На жизненном пути нередко появляются календарные даты, как столбы на дороге скорого поезда «Жизнь человека», мелькают важными событиями биографий людей. Развитие мира и нас, грешных, происходит по принципу спирали. Современные научные доктрины с традиционной преемственностью буксуют последнее столетие, возникает противоречие. Классическая наука теорию цифр в судьбе человека всерьёз не воспринимает, однако привела мир к цифровизации и глобализации, той ещё заразе современного мира.

Родился я в Ленинграде 5 июля 1947 года, со временем узнал, что явился на свет в день рождения Павла Степановича Нахимова. Возможно, именно такое совпадение повлияло на мою жизнь, которая в полной степени состоялась так, как дал Всевышний. Сам к теории с цифрами отношусь скептически, но тем не менее нашлись числа и в моей жизни, обозначенные особыми датами.

Мой отец Иван Трофимович Строгов родился в 1900 году на Волге. В деревне недалеко от города Хвалынска. Сейчас это Пензенская область. Я появился на свет, когда ему было 47 лет – достаточно зрелый возраст. Его отец, рождённый в середине позапрошлого века, верой и правдой служил царю-батюшке рекрутом в Варшаве положенные 25 лет. Когда деда Трофима призвали в армию, он в пешем порядке строем прошёл от Хвалынска до Варшавы. Такой переход занял три года жизни.

Семьёй дед Трофим обзавёлся после исполнения воинского долга, вернувшись на родину. Немудрено, что отец оказался поздним ребёнком, рождённым, когда деду исполнилось 47. К истории России отношусь с интересом. Благодаря моим ближайшим родственникам и автобиографическим записям отца появилась возможность эпохальные события за последние сто пятьдесят лет воспринимать как личные.

От первого брака у отца были две девочки, от моей мамы – ещё две. Все они рождены были до войны, и только я – после Великой Отечественной. Отец в 30-х годах прошлого века окончил исторический факультет Ленинградского государственного университета. Во время войны служил политруком: начинал в Эстонии, в формировании Балтийского флота, где сейчас находится город Палдиски. В недавние советские времена там действовал Учебный центр подготовки подводников. Отец был награждён орденом Красной Звезды, медалями «За оборону Ленинграда» и «За победу над Германией в Великой Отечественной войне 1941—1945 гг.».

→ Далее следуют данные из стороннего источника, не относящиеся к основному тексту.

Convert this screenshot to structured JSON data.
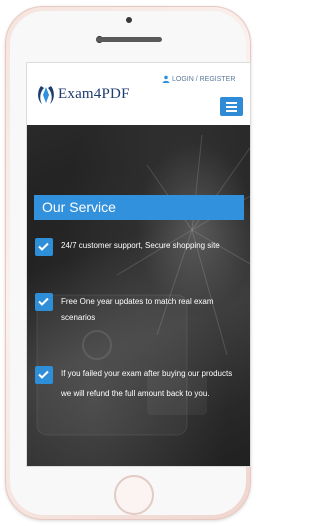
{
  "brand": {
    "name": "Exam4PDF",
    "colors": {
      "primary": "#3191dc",
      "logo_text": "#1c3d6e"
    }
  },
  "header": {
    "login_label": "LOGIN / REGISTER",
    "user_icon": "user-icon",
    "menu_icon": "hamburger-menu-icon"
  },
  "service": {
    "title": "Our Service",
    "items": [
      {
        "icon": "checkbox-checked-icon",
        "text": "24/7 customer support, Secure shopping site"
      },
      {
        "icon": "checkbox-checked-icon",
        "text": "Free One year updates to match real exam scenarios"
      },
      {
        "icon": "checkbox-checked-icon",
        "text": "If you failed your exam after buying our products we will refund the full amount back to you."
      }
    ]
  }
}
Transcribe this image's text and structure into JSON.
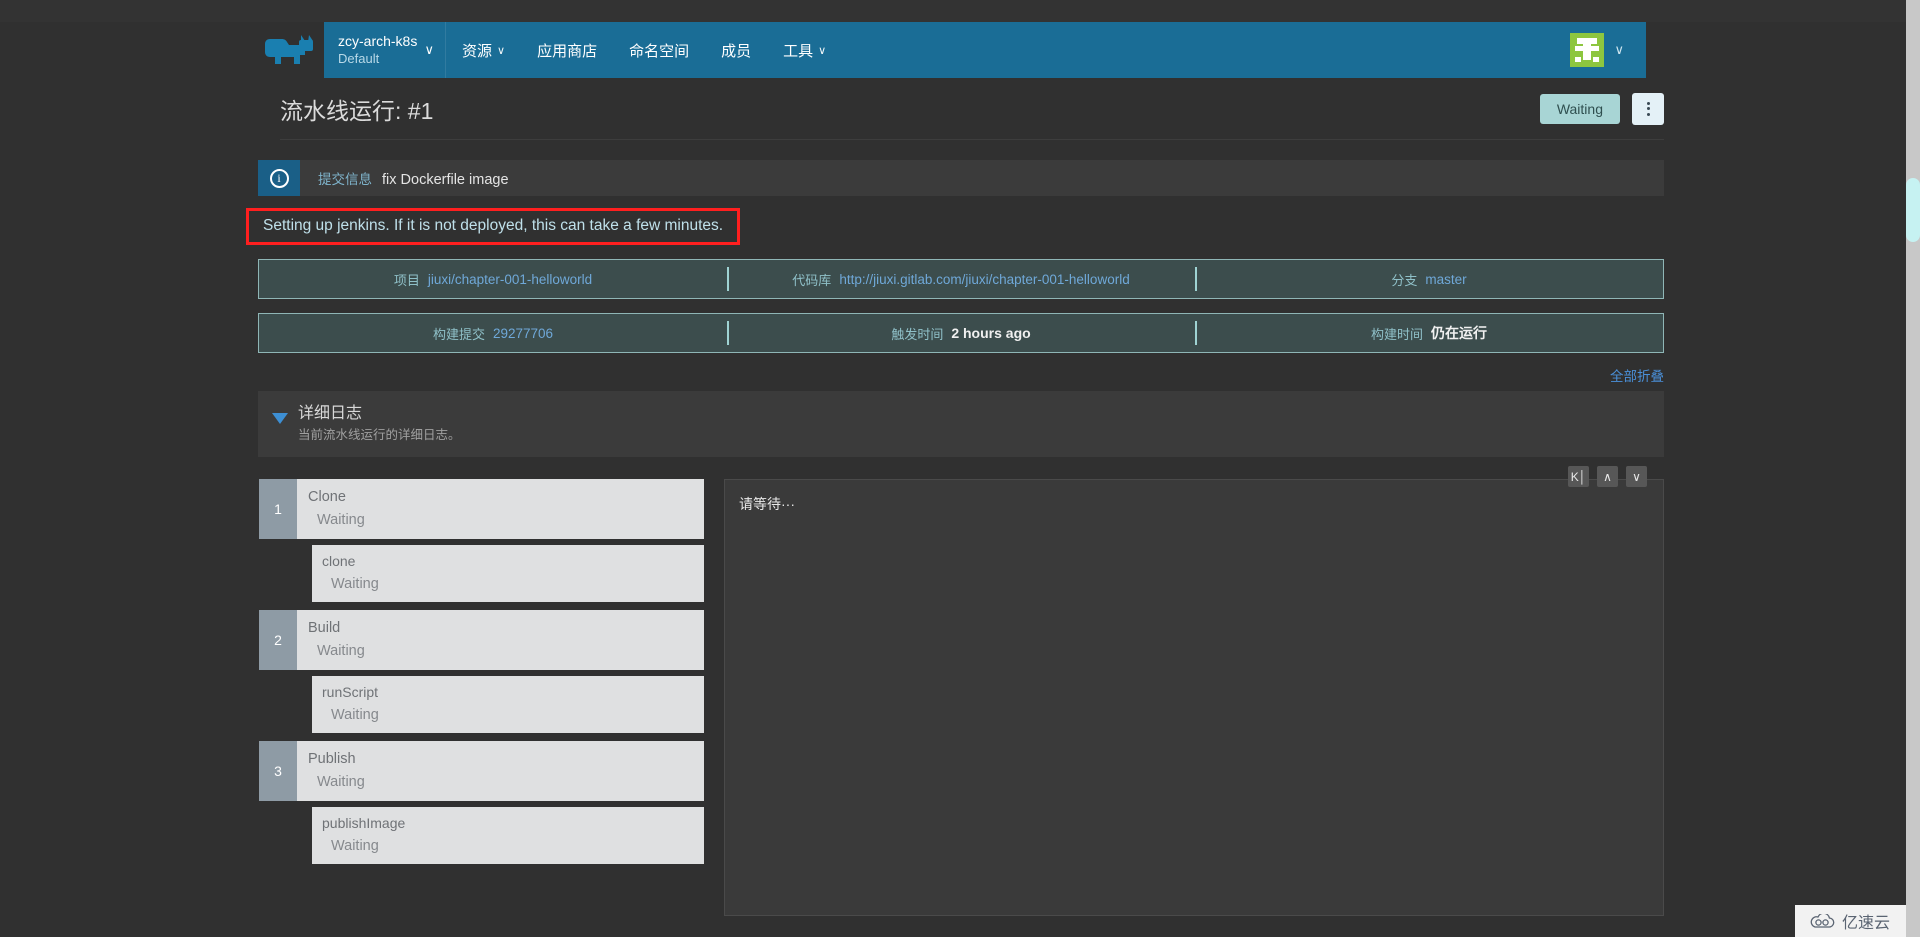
{
  "header": {
    "logo_icon": "ox-logo-icon",
    "cluster": {
      "name": "zcy-arch-k8s",
      "sub": "Default",
      "caret": "∨"
    },
    "nav": [
      {
        "label": "资源",
        "caret": "∨"
      },
      {
        "label": "应用商店",
        "caret": ""
      },
      {
        "label": "命名空间",
        "caret": ""
      },
      {
        "label": "成员",
        "caret": ""
      },
      {
        "label": "工具",
        "caret": "∨"
      }
    ],
    "avatar_caret": "∨"
  },
  "page": {
    "title": "流水线运行: #1",
    "status_badge": "Waiting",
    "kebab_label": "⋮"
  },
  "commit": {
    "icon": "info-circle-icon",
    "icon_glyph": "i",
    "label": "提交信息",
    "message": "fix Dockerfile image"
  },
  "notice": {
    "text": "Setting up jenkins. If it is not deployed, this can take a few minutes.",
    "border_color": "#ff1f1f"
  },
  "meta_rows": [
    [
      {
        "label": "项目",
        "value": "jiuxi/chapter-001-helloworld",
        "style": "link"
      },
      {
        "label": "代码库",
        "value": "http://jiuxi.gitlab.com/jiuxi/chapter-001-helloworld",
        "style": "link"
      },
      {
        "label": "分支",
        "value": "master",
        "style": "link"
      }
    ],
    [
      {
        "label": "构建提交",
        "value": "29277706",
        "style": "link"
      },
      {
        "label": "触发时间",
        "value": "2 hours ago",
        "style": "strong"
      },
      {
        "label": "构建时间",
        "value": "仍在运行",
        "style": "strong"
      }
    ]
  ],
  "collapse_all": "全部折叠",
  "log_section": {
    "title": "详细日志",
    "subtitle": "当前流水线运行的详细日志。",
    "toggle_icon": "triangle-down-icon"
  },
  "stages": [
    {
      "num": "1",
      "name": "Clone",
      "status": "Waiting",
      "step": {
        "name": "clone",
        "status": "Waiting"
      }
    },
    {
      "num": "2",
      "name": "Build",
      "status": "Waiting",
      "step": {
        "name": "runScript",
        "status": "Waiting"
      }
    },
    {
      "num": "3",
      "name": "Publish",
      "status": "Waiting",
      "step": {
        "name": "publishImage",
        "status": "Waiting"
      }
    }
  ],
  "log_panel": {
    "text": "请等待···",
    "controls": [
      {
        "name": "jump-to-top-button",
        "glyph": "K│"
      },
      {
        "name": "scroll-up-button",
        "glyph": "∧"
      },
      {
        "name": "scroll-down-button",
        "glyph": "∨"
      }
    ]
  },
  "watermark": {
    "text": "亿速云",
    "icon": "cloud-icon"
  },
  "colors": {
    "nav_blue": "#1a6d96",
    "page_bg": "#303030",
    "accent_link": "#4a90d9",
    "badge_waiting": "#a8d5d5",
    "meta_panel": "#3c4d4d",
    "notice_border": "#ff1f1f",
    "stage_card": "#dfe0e1",
    "stage_num": "#8e9ba5",
    "avatar_green": "#8dc63f"
  }
}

Я родился и учился я в Ленинграде. В 1958 году окончил четыре класса школы, собрался поступать в Ленинградское Нахимовское военно-морское училище. После просмотра фильма «Счастливого плавания» о послевоенных воспитанниках Нахимовского училища по-другому не представлял свою будущность. Хотел быть похожим на мальчишек в форме, безупречно разбирающихся в силуэтах кораблей и флажном семафоре. Тем более узнал, почему на гюйсе три белые полоски, отчего у матросов штаны клёш и с клапаном, а не с ширинкой, зачем фланка такая широкая. И для чего шнурки на рабочих ботинках – «гадах» – сделаны из кожи. А вы знаете?

На тот момент ситуация в училище складывалась так, что его собирались прикрывать после ликвидации Рижского и Тбилисского.

Существование Тбилисского и Рижского НВМУ было недолговечным. Первое прекратило своё существование в 1955 году (директива главкома ВМФ от 10 сентября 1955 г. №1065), а Рижское – ещё раньше (директива НГШ ВМС от 5 сентября 1953 г. №56714).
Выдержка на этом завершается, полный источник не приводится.